Astronomical dating back-calculates cycles in Earth's orbit to work out its climate. This is then matched to climate records in the rocks: variations in the ratios of different oxygen isotopes reflect the size of the polar ice caps at the time the rock was laid down, and calcium carbonate content reflects the sea's temperature, for example6. The chaotic nature of orbital cycles means that, for now, this method is accurate only to about 65 million years ago. But researchers are confident that it will soon extend back 150 million years.

To pin down the age of older rocks, geologists rely on radiometric dating, which tracks the radioactive decay of elements within a sample. But in the past decade, it has become clear that the results from different techniques and different labs don't agree.

The changing age of the Jurassic is a case in point. In 1987, the period was estimated to have ended 131 million years ago, based on the amount of potassium that had been converted into argon in a mineral called glauconite2. But it was later discovered that argon seeps out of glauconite, making the mineral seem younger than it actually is. The new timescale used potassium–argon dating of basalt to put the end of the Jurassic at 145.5 million years ago.

“Most people will tell you that a measurement more than five years old is obsolete,” says Gradstein. The inconsistencies highlighted by the timescale's construction prompted researchers to propose an international network of laboratories, all using a standard procedure, to which anyone could send a rock sample for dating7. These labs should begin publishing results in about a year.

Geologists stand by the Chinese monument that marks a ‘golden spike’ between two ages.

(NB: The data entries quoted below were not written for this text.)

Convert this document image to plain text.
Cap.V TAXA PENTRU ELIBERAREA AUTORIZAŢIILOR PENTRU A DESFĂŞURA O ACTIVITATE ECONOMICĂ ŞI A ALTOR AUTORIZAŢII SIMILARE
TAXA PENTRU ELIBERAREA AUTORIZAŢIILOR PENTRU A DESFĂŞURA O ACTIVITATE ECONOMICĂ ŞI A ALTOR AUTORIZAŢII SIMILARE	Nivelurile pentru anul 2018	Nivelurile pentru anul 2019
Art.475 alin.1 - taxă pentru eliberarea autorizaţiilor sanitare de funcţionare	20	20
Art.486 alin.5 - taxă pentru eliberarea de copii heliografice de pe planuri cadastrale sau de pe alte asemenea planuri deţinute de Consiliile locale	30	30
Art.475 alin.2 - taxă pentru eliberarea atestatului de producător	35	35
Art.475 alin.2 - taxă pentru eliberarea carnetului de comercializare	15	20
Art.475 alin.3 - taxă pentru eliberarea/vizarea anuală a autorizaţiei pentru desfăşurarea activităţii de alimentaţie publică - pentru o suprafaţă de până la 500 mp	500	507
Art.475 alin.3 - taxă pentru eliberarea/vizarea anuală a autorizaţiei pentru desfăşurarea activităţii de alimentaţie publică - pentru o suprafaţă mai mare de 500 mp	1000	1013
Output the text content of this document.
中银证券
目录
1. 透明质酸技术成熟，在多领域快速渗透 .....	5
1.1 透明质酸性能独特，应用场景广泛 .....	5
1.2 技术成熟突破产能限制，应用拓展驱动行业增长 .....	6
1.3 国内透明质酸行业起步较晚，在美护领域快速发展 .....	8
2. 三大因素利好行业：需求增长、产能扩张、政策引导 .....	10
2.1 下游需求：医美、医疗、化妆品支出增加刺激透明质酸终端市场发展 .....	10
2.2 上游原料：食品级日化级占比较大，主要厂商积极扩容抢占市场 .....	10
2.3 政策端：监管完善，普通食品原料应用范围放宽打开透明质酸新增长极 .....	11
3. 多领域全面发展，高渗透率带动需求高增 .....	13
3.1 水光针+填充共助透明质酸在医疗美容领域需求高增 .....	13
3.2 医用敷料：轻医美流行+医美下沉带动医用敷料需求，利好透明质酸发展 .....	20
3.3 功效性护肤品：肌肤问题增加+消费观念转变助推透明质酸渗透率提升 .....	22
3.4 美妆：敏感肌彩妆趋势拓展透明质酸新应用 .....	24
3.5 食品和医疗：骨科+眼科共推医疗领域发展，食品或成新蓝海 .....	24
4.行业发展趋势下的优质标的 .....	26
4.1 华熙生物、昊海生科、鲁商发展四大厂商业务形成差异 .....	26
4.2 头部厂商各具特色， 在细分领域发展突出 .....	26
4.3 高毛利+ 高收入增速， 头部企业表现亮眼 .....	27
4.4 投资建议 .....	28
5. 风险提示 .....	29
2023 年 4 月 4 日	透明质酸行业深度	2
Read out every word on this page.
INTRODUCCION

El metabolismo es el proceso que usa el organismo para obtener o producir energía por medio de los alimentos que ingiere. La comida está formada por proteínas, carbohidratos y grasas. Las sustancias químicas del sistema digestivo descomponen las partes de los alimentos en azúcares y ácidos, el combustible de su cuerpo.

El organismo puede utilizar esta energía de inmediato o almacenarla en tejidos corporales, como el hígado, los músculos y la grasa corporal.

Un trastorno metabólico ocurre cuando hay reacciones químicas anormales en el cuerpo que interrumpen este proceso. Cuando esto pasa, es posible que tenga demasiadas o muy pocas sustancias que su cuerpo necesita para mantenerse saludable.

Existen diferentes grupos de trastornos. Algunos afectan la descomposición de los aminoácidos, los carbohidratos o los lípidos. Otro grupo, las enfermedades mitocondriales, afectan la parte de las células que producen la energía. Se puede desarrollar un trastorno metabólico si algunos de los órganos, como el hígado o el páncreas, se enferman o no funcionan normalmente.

Uncertainty over dates is a particular problem for the early life of Earth. When these time periods were established, it was thought that there would be too few benchmarks to define GSSPs: rocks get rarer as they get older, and there are no large fossils from that long ago. Instead, each period is anchored by round dates rather than golden spikes. Most of the Precambrian, the first four billion years of Earth's history, is chopped up in this way.

Some Earth scientists have railed against this system ever since the ICS decided on it in the 1980s, complaining that it is inconsistent. “There's been a ferocious debate between a bunch of field-based mavericks and the committees,” says geologist Euan Nisbet of Royal Holloway, a college of the University of London in Egham.

It now looks as if the argument is going the mavericks' way. In March this year, the first golden spike was driven into Precambrian time — rocks in Australia's Flinders Ranges that record the end of glaciations thought to have covered Earth some 600 million years ago have become the starting point for the Ediacaran.

More ancient spikes are set to come. The new chairman of the ICS Precambrian subcommission, Wouter Bleeker of the Geological Survey of Canada, Ottawa, is on a mission to use rock features to divide up the deep past. Ultimately, Bleeker hopes that the geological record can be extended through space to cover the entire Solar System, giving geologists and planetary scientists a common language. The Moon's birth, in a collision between Earth and another planet-sized body about 4.5 billion years ago, would be a good candidate for a spike, he argues, marking the beginning of the Hadean eon — a name that is not yet official, but which many geologists use to describe the time before the Archaean. Using this as a spike would synchronize the terrestrial timescale with the lunar, which currently has its own periods. “On the Moon, there are many obvious stratigraphic boundaries that probably have relevance on Earth,” says Bleeker. “It's very important to try to synchronize where we can.”

To define such ancient spikes, geologists will need to relax their criteria. There is no worldwide record of the Ediacaran changes seen in Australia, and this will be true for other spikes in the distant past. Nevertheless, Bleeker hopes to have a broad framework of Precambrian spikes worked out by 2008. “We're probably going to move towards using the rock record to divide the Precambrian,” agrees Ogg.

By 2008, all of the geological time divisions in the past 600 million years should also bear golden spikes. Good news for geologists seeking to speak a common language; but more work for Gradstein and his team. “We should have a second edition then,” he says.